Environmental Tuning of Heritable Mutation Rates

Evolution, the fundamental strategy of life, is interplay of genetic variation and phenotypic selection. Mutations are the ultimate source of genetic variation, which are subsequently reshuffled by genetic recombination. Hence the relevance of the comprehension of molecular mechanisms that control mutation rates. Newly arisen mutations can have very different impacts on the fitness of the organism, ranging from deleterious through neutral to beneficial. Because the vast majority of mutations with observable effects are deleterious, selection acts to reduce mutation rates. Therefore, the rate of spontaneous mutations results from a balance between the effects of deleterious mutations and the physiological cost of reducing mutation rates. Organisms limit their mutation rates by diverse mechanisms: control over concentrations of endogenous and exogenous mutagens, pre-replication DNA repair systems, the insertion accuracy of polymerases, 3'-exonucleolytic proofreading, and post-replication systems mismatch repair systems.
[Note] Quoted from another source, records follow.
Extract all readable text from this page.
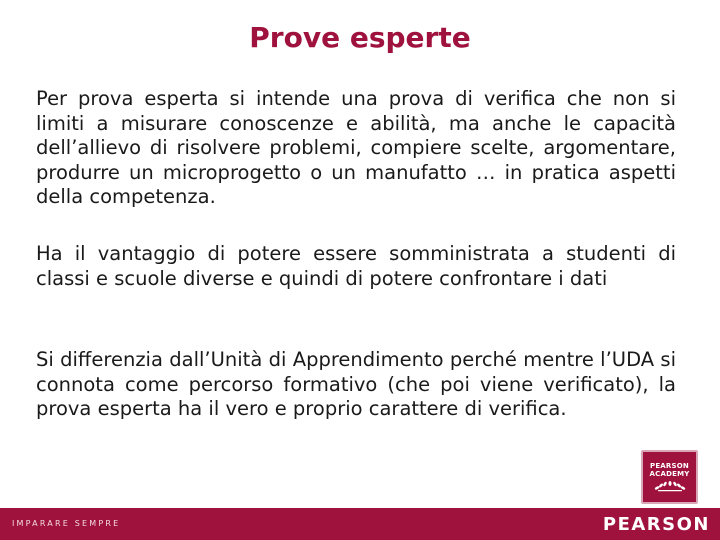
Prove esperte

Per prova esperta si intende una prova di verifica che non si limiti a misurare conoscenze e abilità, ma anche le capacità dell’allievo di risolvere problemi, compiere scelte, argomentare, produrre un microprogetto o un manufatto … in pratica aspetti della competenza.

Ha il vantaggio di potere essere somministrata a studenti di classi e scuole diverse e quindi di potere confrontare i dati

Si differenzia dall’Unità di Apprendimento perché mentre l’UDA si connota come percorso formativo (che poi viene verificato), la prova esperta ha il vero e proprio carattere di verifica.

PEARSON
ACADEMY
IMPARARE SEMPRE	PEARSON
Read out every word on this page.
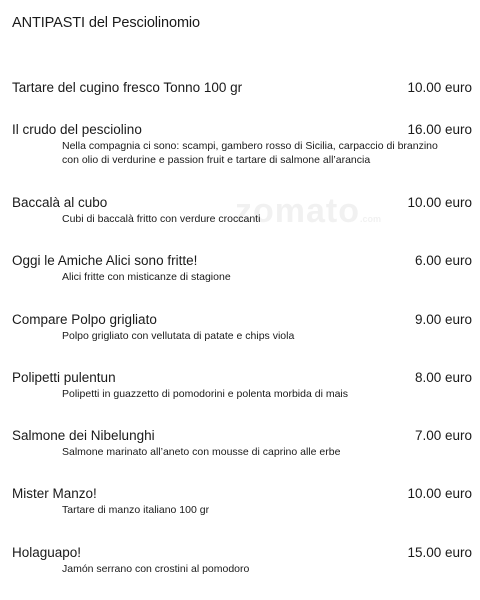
ANTIPASTI del Pesciolinomio
zomato.com
Tartare del cugino fresco Tonno 100 gr	10.00 euro
Il crudo del pesciolino	16.00 euro
Nella compagnia ci sono: scampi, gambero rosso di Sicilia, carpaccio di branzino con olio di verdurine e passion fruit e tartare di salmone all’arancia
Baccalà al cubo	10.00 euro
Cubi di baccalà fritto con verdure croccanti
Oggi le Amiche Alici sono fritte!	6.00 euro
Alici fritte con misticanze di stagione
Compare Polpo grigliato	9.00 euro
Polpo grigliato con vellutata di patate e chips viola
Polipetti pulentun	8.00 euro
Polipetti in guazzetto di pomodorini e polenta morbida di mais
Salmone dei Nibelunghi	7.00 euro
Salmone marinato all’aneto con mousse di caprino alle erbe
Mister Manzo!	10.00 euro
Tartare di manzo italiano 100 gr
Holaguapo!	15.00 euro
Jamón serrano con crostini al pomodoro
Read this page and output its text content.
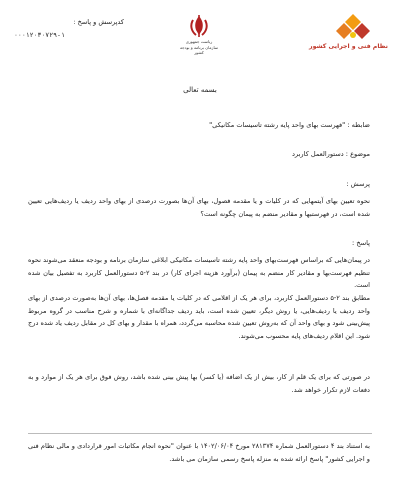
کدپرسش و پاسخ :
۰۰۰۱۲۰۳۰۷۲۹-۱
ریاست جمهوری
سازمان برنامه و بودجه کشور
نظام فنی و اجرایی کشور
بسمه تعالی
ضابطه : "فهرست بهای واحد پایه رشته تاسیسات مکانیکی"
موضوع : دستورالعمل کاربرد
پرسش :
نحوه تعیین بهای آیتمهایی که در کلیات و یا مقدمه فصول، بهای آن‌ها بصورت درصدی از بهای واحد ردیف یا ردیف‌هایی تعیین شده است، در فهرستبها و مقادیر منضم به پیمان چگونه است؟
پاسخ :
در پیمان‌هایی که براساس فهرست‌بهای واحد پایه رشته تاسیسات مکانیکی ابلاغی سازمان برنامه و بودجه منعقد می‌شوند نحوه تنظیم فهرست‌بها و مقادیر کار منضم به پیمان (برآورد هزینه اجرای کار) در بند ۲-۵ دستورالعمل کاربرد به تفصیل بیان شده است.
مطابق بند ۲-۵ دستورالعمل کاربرد، برای هر یک از اقلامی که در کلیات یا مقدمه فصل‌ها، بهای آن‌ها به‌صورت درصدی از بهای واحد ردیف یا ردیف‌هایی، یا روش دیگر، تعیین شده است، باید ردیف جداگانه‌ای با شماره و شرح مناسب در گروه مربوط پیش‌بینی شود و بهای واحد آن که به‌روش تعیین شده محاسبه می‌گردد، همراه با مقدار و بهای کل در مقابل ردیف یاد شده درج شود. این اقلام ردیف‌های پایه محسوب می‌شوند.
در صورتی که برای یک قلم از کار، بیش از یک اضافه (یا کسر) بها پیش بینی شده باشد، روش فوق برای هر یک از موارد و به دفعات لازم تکرار خواهد شد.
به استناد بند ۴ دستورالعمل شماره ۲۸۱۳۷۴ مورخ ۱۴۰۲/۰۶/۰۴ با عنوان "نحوه انجام مکاتبات امور قراردادی و مالی نظام فنی و اجرایی کشور" پاسخ ارائه شده به منزله پاسخ رسمی سازمان می باشد.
However, when adaptation is limited by the mutation supply rate, under some conditions, natural selection favors increased mutation rates by acting on allelic variation of the genetic systems that control fidelity of DNA replication and repair. Mutator alleles are carried to high frequency through hitchhiking with the adaptive mutations they generate. However, when fitness gain no longer counterbalances the fitness loss due to continuous generation of deleterious mutations, natural selection favors reduction of mutation rates. Evolutionary success of bacteria relies greatly on such constant fine-tuning of their mutation rates, which optimizes their adaptability to constantly changing environmental conditions.